En otro de los puntos del informe, se evidenció que aun cuando para la ejecución del Plan de Emergencia Habitacional se definió un valor referencial del suelo, a partir del cual se estimaron los recursos económicos necesarios para cumplir las metas previstas; y considerando que la Ley sobre Gestión de Suelo para la Integración Social y Urbana y el PEH establecieron la necesidad de dictar un reglamento que fijara rangos de precios de los terrenos a adquirir, del análisis de los antecedentes proporcionados por el Minvu durante la auditoría, no se identificó que dicha entidad hubiese establecido algún rango de precios, a nivel nacional o regional, para estas compras.
Así es como se identificó que en 6 de los 25 casos se duplicó el costo de 6 UF/m2, alcanzando entre 11,43 y 19,14 UF/m2. La ausencia de este parámetro orientador para el valor del suelo incrementa el riesgo de que, dadas las restricciones presupuestarias, no se logren las metas de adquisición de suelo establecidas en el PEH.

El organismo que fiscaliza al Estado subraya en el informe que esta situación "no se ajusta a lo dispuesto en los numerales 1.4 y 1.5, del artículo 1°, de la resolución exenta N° 1.962, de 2022, de este origen, que Aprueba Normas de Control Interno de esta Contraloría". También señala que "tampoco armonizan con los artículos 3°, inciso segundo, y 5°, de la ley N° 18.575, que disponen que la Administración del Estado debe observar los principios de eficiencia, eficacia y control; y que las autoridades y funcionarios deberán velar por la eficiente e idónea administración de los medios públicos y por el debido cumplimiento de la función pública".
En su respuesta, la Subsecretaría planteó que la gestión de suelos no constituye una meta en sí misma dentro del PEH, sino que se trata de una herramienta estratégica para cumplir las metas de acceso a la vivienda.
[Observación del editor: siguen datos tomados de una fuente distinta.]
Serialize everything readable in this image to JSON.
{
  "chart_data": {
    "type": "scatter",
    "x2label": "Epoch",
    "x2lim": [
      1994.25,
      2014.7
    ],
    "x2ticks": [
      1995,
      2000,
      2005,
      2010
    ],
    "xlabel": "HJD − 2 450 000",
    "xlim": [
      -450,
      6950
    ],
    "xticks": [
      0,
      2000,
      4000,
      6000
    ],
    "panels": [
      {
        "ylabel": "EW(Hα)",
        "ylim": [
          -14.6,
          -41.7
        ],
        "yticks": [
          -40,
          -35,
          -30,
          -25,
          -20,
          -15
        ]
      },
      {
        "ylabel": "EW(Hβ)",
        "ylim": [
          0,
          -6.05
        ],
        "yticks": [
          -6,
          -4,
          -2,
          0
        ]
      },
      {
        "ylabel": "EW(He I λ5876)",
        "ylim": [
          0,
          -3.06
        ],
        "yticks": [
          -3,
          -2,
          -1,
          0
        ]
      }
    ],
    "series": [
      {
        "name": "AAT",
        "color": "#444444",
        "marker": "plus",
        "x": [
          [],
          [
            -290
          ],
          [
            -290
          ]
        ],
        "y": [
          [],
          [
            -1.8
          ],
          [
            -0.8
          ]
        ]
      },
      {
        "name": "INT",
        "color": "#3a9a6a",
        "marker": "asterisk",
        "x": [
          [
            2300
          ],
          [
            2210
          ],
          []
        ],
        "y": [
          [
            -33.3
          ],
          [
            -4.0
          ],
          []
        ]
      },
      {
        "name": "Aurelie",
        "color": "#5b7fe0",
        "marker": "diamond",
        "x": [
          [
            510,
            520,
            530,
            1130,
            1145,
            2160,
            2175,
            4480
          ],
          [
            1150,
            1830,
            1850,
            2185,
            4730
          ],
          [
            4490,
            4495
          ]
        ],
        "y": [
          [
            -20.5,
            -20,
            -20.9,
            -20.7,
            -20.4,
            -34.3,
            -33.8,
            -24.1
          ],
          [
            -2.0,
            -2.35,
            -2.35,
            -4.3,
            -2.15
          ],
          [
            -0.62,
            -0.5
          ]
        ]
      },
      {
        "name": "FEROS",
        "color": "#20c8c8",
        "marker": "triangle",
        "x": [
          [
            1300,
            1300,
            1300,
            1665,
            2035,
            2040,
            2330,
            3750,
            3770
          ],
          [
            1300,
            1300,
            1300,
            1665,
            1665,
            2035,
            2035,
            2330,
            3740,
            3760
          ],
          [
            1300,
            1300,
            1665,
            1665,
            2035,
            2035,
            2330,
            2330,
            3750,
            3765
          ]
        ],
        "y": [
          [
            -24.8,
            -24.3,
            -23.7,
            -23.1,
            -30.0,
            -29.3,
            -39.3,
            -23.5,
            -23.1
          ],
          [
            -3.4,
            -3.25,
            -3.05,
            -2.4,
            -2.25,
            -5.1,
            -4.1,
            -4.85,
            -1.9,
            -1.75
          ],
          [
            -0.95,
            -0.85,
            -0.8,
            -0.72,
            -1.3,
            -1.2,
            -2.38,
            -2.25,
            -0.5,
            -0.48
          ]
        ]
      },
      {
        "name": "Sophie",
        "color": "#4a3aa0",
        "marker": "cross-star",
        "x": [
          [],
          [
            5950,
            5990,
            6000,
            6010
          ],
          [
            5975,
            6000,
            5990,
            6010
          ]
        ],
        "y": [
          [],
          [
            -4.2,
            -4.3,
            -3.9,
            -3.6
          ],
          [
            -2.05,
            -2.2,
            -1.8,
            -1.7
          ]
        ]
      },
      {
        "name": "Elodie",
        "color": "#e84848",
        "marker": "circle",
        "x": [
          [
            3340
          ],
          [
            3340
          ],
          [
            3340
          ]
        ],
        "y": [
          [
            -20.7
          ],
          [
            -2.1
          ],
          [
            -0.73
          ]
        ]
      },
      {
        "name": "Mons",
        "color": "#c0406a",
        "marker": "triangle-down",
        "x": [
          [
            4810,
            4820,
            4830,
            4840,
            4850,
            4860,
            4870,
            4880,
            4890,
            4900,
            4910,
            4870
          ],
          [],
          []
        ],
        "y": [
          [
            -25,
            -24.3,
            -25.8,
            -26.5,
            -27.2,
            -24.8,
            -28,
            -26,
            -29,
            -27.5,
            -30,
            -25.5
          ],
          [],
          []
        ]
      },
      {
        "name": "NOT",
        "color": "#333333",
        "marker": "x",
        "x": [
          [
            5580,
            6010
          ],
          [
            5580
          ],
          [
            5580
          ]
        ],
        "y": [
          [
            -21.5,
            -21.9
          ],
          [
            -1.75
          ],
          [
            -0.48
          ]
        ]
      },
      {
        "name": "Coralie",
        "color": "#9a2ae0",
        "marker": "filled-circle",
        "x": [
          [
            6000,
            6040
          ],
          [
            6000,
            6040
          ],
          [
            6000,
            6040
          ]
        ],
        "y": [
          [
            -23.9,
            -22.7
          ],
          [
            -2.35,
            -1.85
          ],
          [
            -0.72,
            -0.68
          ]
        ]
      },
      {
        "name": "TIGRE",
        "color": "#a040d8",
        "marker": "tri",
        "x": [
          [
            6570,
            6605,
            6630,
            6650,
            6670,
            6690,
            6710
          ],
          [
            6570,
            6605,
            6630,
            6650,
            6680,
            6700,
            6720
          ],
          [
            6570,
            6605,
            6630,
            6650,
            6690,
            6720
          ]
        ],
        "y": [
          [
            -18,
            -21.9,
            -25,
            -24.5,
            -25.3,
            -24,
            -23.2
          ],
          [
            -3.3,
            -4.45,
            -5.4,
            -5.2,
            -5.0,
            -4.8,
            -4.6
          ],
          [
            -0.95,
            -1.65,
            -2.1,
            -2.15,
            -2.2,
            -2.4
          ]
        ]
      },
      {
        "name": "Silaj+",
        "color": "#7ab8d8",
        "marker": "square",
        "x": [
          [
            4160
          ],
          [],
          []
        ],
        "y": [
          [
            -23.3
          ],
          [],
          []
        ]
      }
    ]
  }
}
Asimismo, advirtió que establecer rangos rígidos limitaría la adquisición de suelos estratégicos, distorsionaría la negociación y no daría cuenta de la dinámica real del mercado, no obstante ello, reconoce que la gestión de suelos es una herramienta clave para cumplir las metas de acceso a la vivienda, por lo que establecer controles para revisar los factores, potencialidades o aspectos estratégicos son acciones que asegurarían el cumplimiento de dicha meta.
Por tanto, se indica que la Subsecretaría, en coordinación con la Dirección de Presupuestos (Dipres), "debe establecer medidas de control que mitiguen, en lo sucesivo, el riesgo de adquirir terrenos a valores que, sumados a los demás costos asociados -habilitación, mantención y cierre- dificulten o impidan concretar los objetivos previstos en el Plan de Emergencia Habitacional".